Preparation is not about overhauling everything overnight. It's about layering capabilities that serve both human and agent visitors. Audit your AI crawler access. Check your robots.txt and server logs. Are you blocking PerplexityBot, ChatGPT-User, ClaudeBot, or GoogleOther? AI bots are beginning to crawl pages on optimized sites. Some of these bots are gathering training data, others are saving the info to serve up in search queries. Blocking them means opting out of AI visibility entirely. Implement comprehensive schema markup. Start with Organization, Article, Product, FAQ, and Person schemas in JSON-LD format. When Google generates an AI Overview, it selects source content based on authority, relevance, and parseability. Pages with clean JSON-LD schema are easier for the AI to extract facts from, which makes them more likely to be cited. Validate with Google's Rich Results Test and the Schema.org validator. Restructure content for extraction. Use clear H2 and H3 headings that mirror real questions. Clear headings help AI identify which section answers which question. Putting answers early in sections may make them easier for AI to find and extract. Lead each section with a concise, self-contained answer paragraph. Build machine-readable product data. Static inventory snapshots won't suffice for AI agents making split-second decisions. The data layer must support millisecond-accurate availability across all channels.

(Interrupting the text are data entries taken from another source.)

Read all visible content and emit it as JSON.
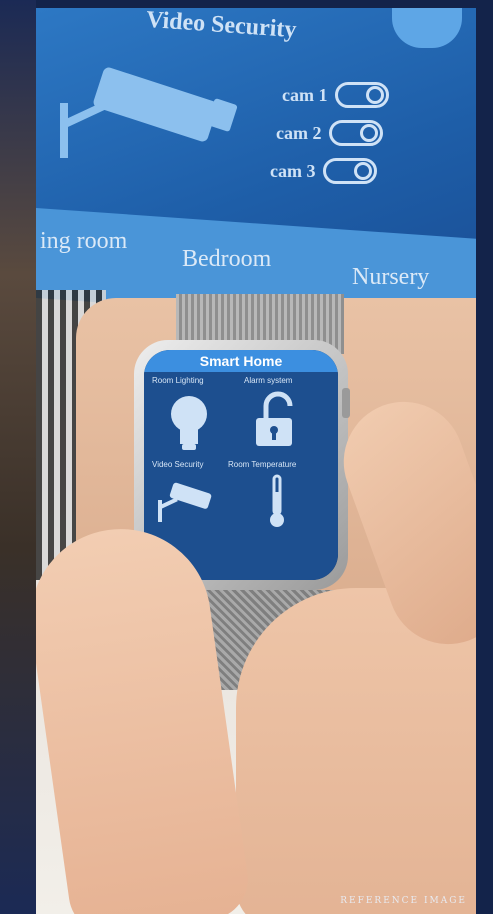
{
  "tablet": {
    "title": "Video Security",
    "cams": [
      "cam 1",
      "cam 2",
      "cam 3"
    ],
    "rooms": [
      "ing room",
      "Bedroom",
      "Nursery"
    ]
  },
  "watch": {
    "title": "Smart Home",
    "tiles": [
      {
        "label": "Room Lighting",
        "icon": "lightbulb-icon"
      },
      {
        "label": "Alarm system",
        "icon": "unlocked-padlock-icon"
      },
      {
        "label": "Video Security",
        "icon": "security-camera-icon"
      },
      {
        "label": "Room Temperature",
        "icon": "thermometer-icon"
      }
    ]
  },
  "watermark": "REFERENCE IMAGE",
  "colors": {
    "tablet_blue": "#2a6fb8",
    "watch_header": "#3c8fe0",
    "border": "#13234a"
  }
}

If you sell products, ensure your catalog includes prices, availability, specifications, and reviews in structured formats. Track AI-specific metrics. Set up custom channel groups in Google Analytics 4 to capture referral traffic from chat.openai.com, perplexity.ai, and claude.ai. Use tools like HubSpot's AI Search Grader, Semrush, or Ahrefs to monitor AI citation frequency. Unlike SEO's focus on attracting clicks, GEO optimizes for being cited within AI responses. Measure citation rate alongside traditional ranking positions. Invest in original, citation-worthy content. Success now requires genuine expertise, content depth that AI cannot replicate, multi-platform presence, optimization for AI citations alongside traditional rankings, and business models that generate value from visibility even when traffic declines. Proprietary data, expert commentary, and practitioner-level analysis are the content categories that AI cannot synthesize from other sources.

From Visitor Counts to Reasoning Loops

The shift from SEO to GEO-and from human browsers to AI agents-is not a distant disruption. A 2026 IBM Institute for Business Value study found that 45% of consumers already use AI for part of the buying journey. The use spans from interpreting reviews to hunting for deals, indicating that consumer habits are shifting toward AI-shaped purchasing decisions. And PayPal predicts that within five years, 20% to 30% of its customers will start their shopping through AI agents and AI tools.

The businesses that thrive will be those who recognize a fundamental reframe: your website is no longer just a destination for human eyes. It's a data source for machines that reason. Every page you publish, every product you list, every piece of structured data you implement is either helping an AI agent recommend you-or helping it recommend your competitor.

SEO builds authority, while GEO ensures that authority carries into AI-driven search. The two are not in tension. Done well, they reinforce each other. But waiting for the perfect playbook means ceding ground to competitors who are already implementing structured data, opening crawler access, and producing the kind of depth-rich content that AI agents need to trust and cite. The protocols are solidifying. The agents are browsing. The question isn't whether your website will be evaluated by machines-it's whether it's ready for the evaluation.